Sparsity comparison of polytopal finite element methods
Christoph Lehrenfeld, Paul Stocker, Maximilian Zienecker
TL;DR
The paper analyzes sparsity and coupling patterns of polytopal finite element methods for a Laplace-type model problem, comparing VEM, DG variants (DG, HDG/HHO), and Trefftz DG across diverse periodic polytopal meshes. It shows that skeleton-based reductions (HDG/HHO/VEM) dramatically lower global nonzeros on simple meshes, while Trefftz DG (TDG1/TDG2) achieves superior sparsity on highly faceted polytopal cells, especially at higher order.
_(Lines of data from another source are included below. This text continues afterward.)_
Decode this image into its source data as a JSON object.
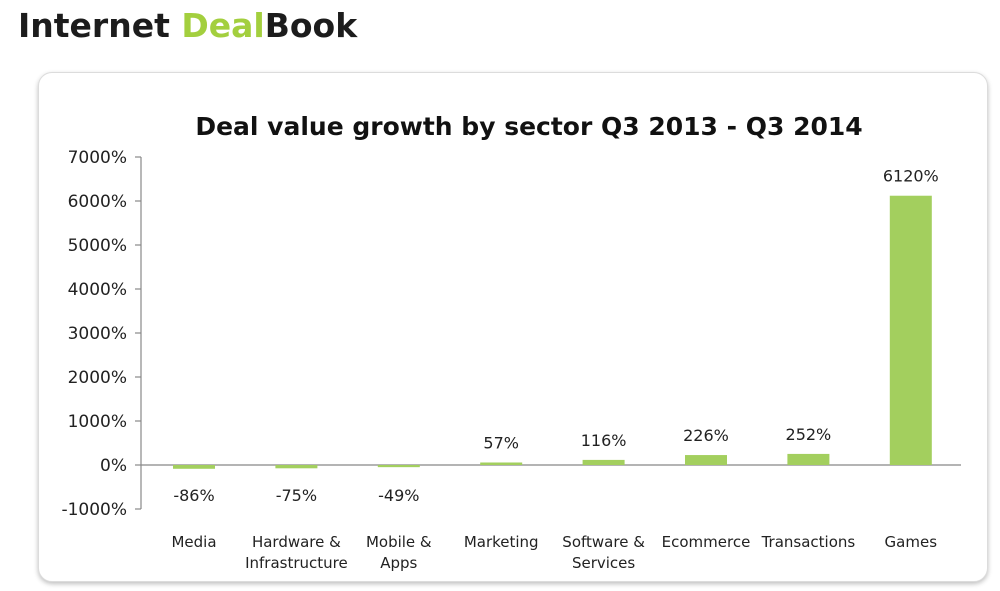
{
  "brand": {
    "prefix": "Internet ",
    "accent": "Deal",
    "suffix": "Book"
  },
  "chart_data": {
    "type": "bar",
    "title": "Deal value growth by sector Q3 2013 - Q3 2014",
    "xlabel": "",
    "ylabel": "",
    "ylim": [
      -1000,
      7000
    ],
    "yticks": [
      -1000,
      0,
      1000,
      2000,
      3000,
      4000,
      5000,
      6000,
      7000
    ],
    "ytick_labels": [
      "-1000%",
      "0%",
      "1000%",
      "2000%",
      "3000%",
      "4000%",
      "5000%",
      "6000%",
      "7000%"
    ],
    "categories": [
      [
        "Media"
      ],
      [
        "Hardware &",
        "Infrastructure"
      ],
      [
        "Mobile &",
        "Apps"
      ],
      [
        "Marketing"
      ],
      [
        "Software &",
        "Services"
      ],
      [
        "Ecommerce"
      ],
      [
        "Transactions"
      ],
      [
        "Games"
      ]
    ],
    "values": [
      -86,
      -75,
      -49,
      57,
      116,
      226,
      252,
      6120
    ],
    "value_labels": [
      "-86%",
      "-75%",
      "-49%",
      "57%",
      "116%",
      "226%",
      "252%",
      "6120%"
    ],
    "grid": false,
    "legend": "none",
    "colors": {
      "bar": "#a3cf5e",
      "axis": "#888888",
      "accent": "#a3cf3e"
    }
  }
}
The study provides explicit ncdof and nnze scaling laws and discusses how mesh topology dictates solver cost, offering practical guidance for method selection in complex geometries. The results underscore the importance of mesh geometry in choosing efficient discretizations for polytopal finite elements and supply data for practitioners to optimize performance.
Abstract
In this work we compare crucial parameters for efficiency of different finite element methods for solving partial differential equations (PDEs) on polytopal meshes. We consider the Virtual Element Method (VEM) and different Discontinuous Galerkin (DG) methods, namely the Hybrid DG and Trefftz DG methods. The VEM is a conforming method, that can be seen as a generalization of the classic finite element method to arbitrary polytopal meshes. DG methods are non-conforming methods that offer high flexibility, but also come with high computational costs. Hybridization reduces these costs by introducing additional facet variables, onto which the computational costs can be transfered to. Trefftz DG methods achieve a similar reduction in complexity by selecting a special and smaller set of basis functions on each element. The association of computational costs to different geometrical entities (elements or facets) leads to differences in the performance of these methods on different grid types. This paper aims to compare the dependency of these approaches across different grid configurations.